My point is that saying that the Constitution seems to permit the death penalty ends the question is legally and Constitutionally wrong. It does not end the question at all but merely provides a beginning, because there is still the limitation of Due Process. Thus, if the death penalty laws fail to provide adequte Due Process protections before to taking another person's life, the existing death penalty statutes are unconstitutional. There is nothing political at all about that statement - it is simply a matter of law which can be debated. It is also a matter of law which can be debated whether the death penalty can ever be constitutional given the limitation of due process - if the legal system is so fraught with error that there are no procedural steps that can provide certainty sufficient to kill a person, the death penalty is unconstitutional. Again, there is nothing political about that statement, it is simply stating a legal argument which can be supported or opposed. Of course, if you fail to even acknowledge that the other side has a legitimate argument . . . .

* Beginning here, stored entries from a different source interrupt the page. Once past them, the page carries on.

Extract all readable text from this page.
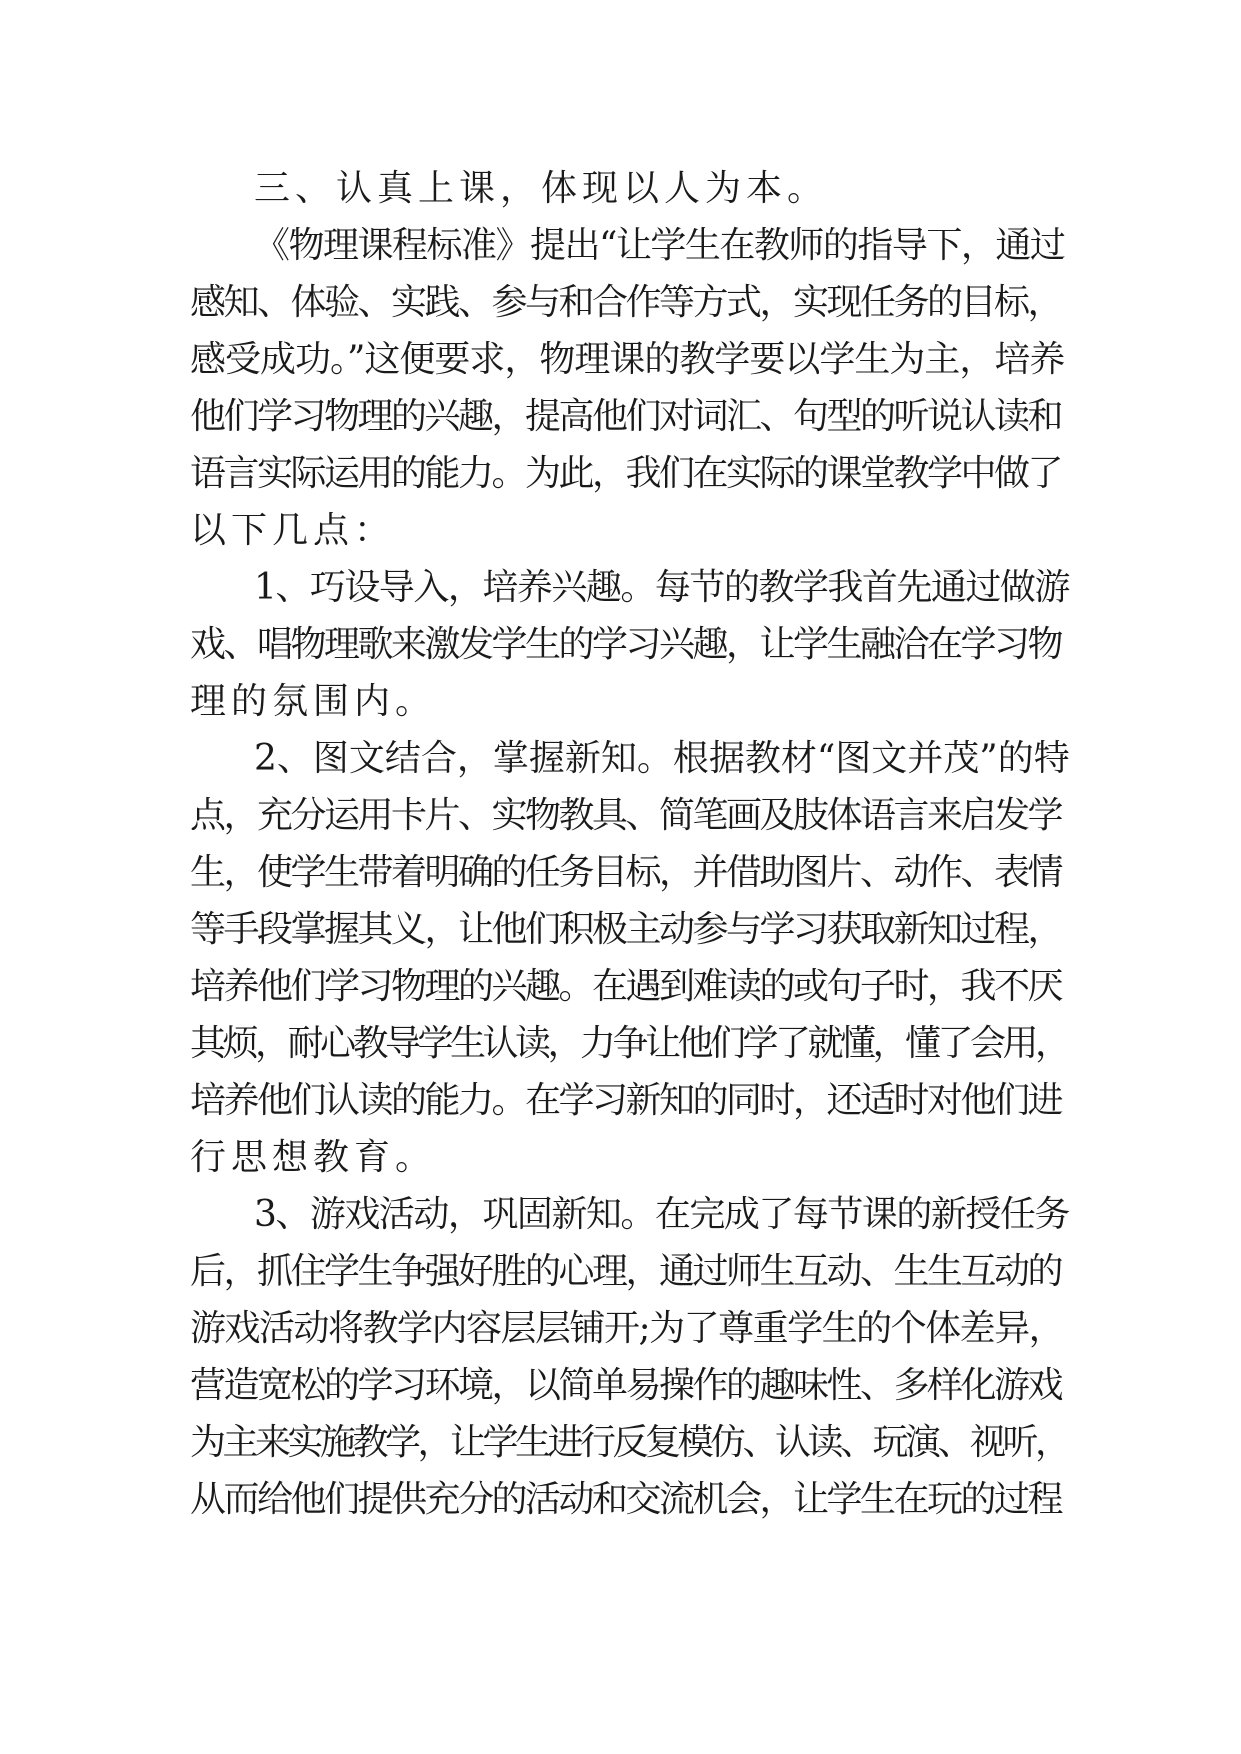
三、认真上课，体现以人为本。
《物理课程标准》提出“让学生在教师的指导下，通过
感知、体验、实践、参与和合作等方式，实现任务的目标，
感受成功。”这便要求，物理课的教学要以学生为主，培养
他们学习物理的兴趣，提高他们对词汇、句型的听说认读和
语言实际运用的能力。为此，我们在实际的课堂教学中做了
以下几点：
1、巧设导入，培养兴趣。每节的教学我首先通过做游
戏、唱物理歌来激发学生的学习兴趣，让学生融洽在学习物
理的氛围内。
2、图文结合，掌握新知。根据教材“图文并茂”的特
点，充分运用卡片、实物教具、简笔画及肢体语言来启发学
生，使学生带着明确的任务目标，并借助图片、动作、表情
等手段掌握其义，让他们积极主动参与学习获取新知过程，
培养他们学习物理的兴趣。在遇到难读的或句子时，我不厌
其烦，耐心教导学生认读，力争让他们学了就懂，懂了会用，
培养他们认读的能力。在学习新知的同时，还适时对他们进
行思想教育。
3、游戏活动，巩固新知。在完成了每节课的新授任务
后，抓住学生争强好胜的心理，通过师生互动、生生互动的
游戏活动将教学内容层层铺开;为了尊重学生的个体差异，
营造宽松的学习环境，以简单易操作的趣味性、多样化游戏
为主来实施教学，让学生进行反复模仿、认读、玩演、视听，
从而给他们提供充分的活动和交流机会，让学生在玩的过程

Posted by: Zack | Apr 18, 2008 12:07:59 PM
Unless I'm mistaken, most citizens are not even so much as charged with murder, let alone convicted of it. This is the key distinction that sets murderers off from others and what makes them eligible for the death penalty rather than us. As that is the primary distinction, I think it's the one most worthy of our attention. Instead, I see euphemisms and evasions coming from people who oppose the death penalty. (DK's "citizens" is another. DK's haste in inventing yet another euphemism caused him to forget the recent Supreme Court decision in Medellin v. Texas. The US executes many non-citizens as well.)
Labeling death row inmates as murderers in no way causes me to forget that they are human. Quite the contrary. I don't think there are any animals that take pleasure in murdering their own and come up with all kinds of gruesome ways to torture their victims before they kill them. It seems to me that this kind of creative and sadistic pleasure is reserved only for the human race and, more specifically, to murderers. I can assure you, after having read my share of murder cases, I am entirely convinced that murderers can only be human. No lion, dolphin, wolf, snake, or any other form of life can be as ruthless as murderers.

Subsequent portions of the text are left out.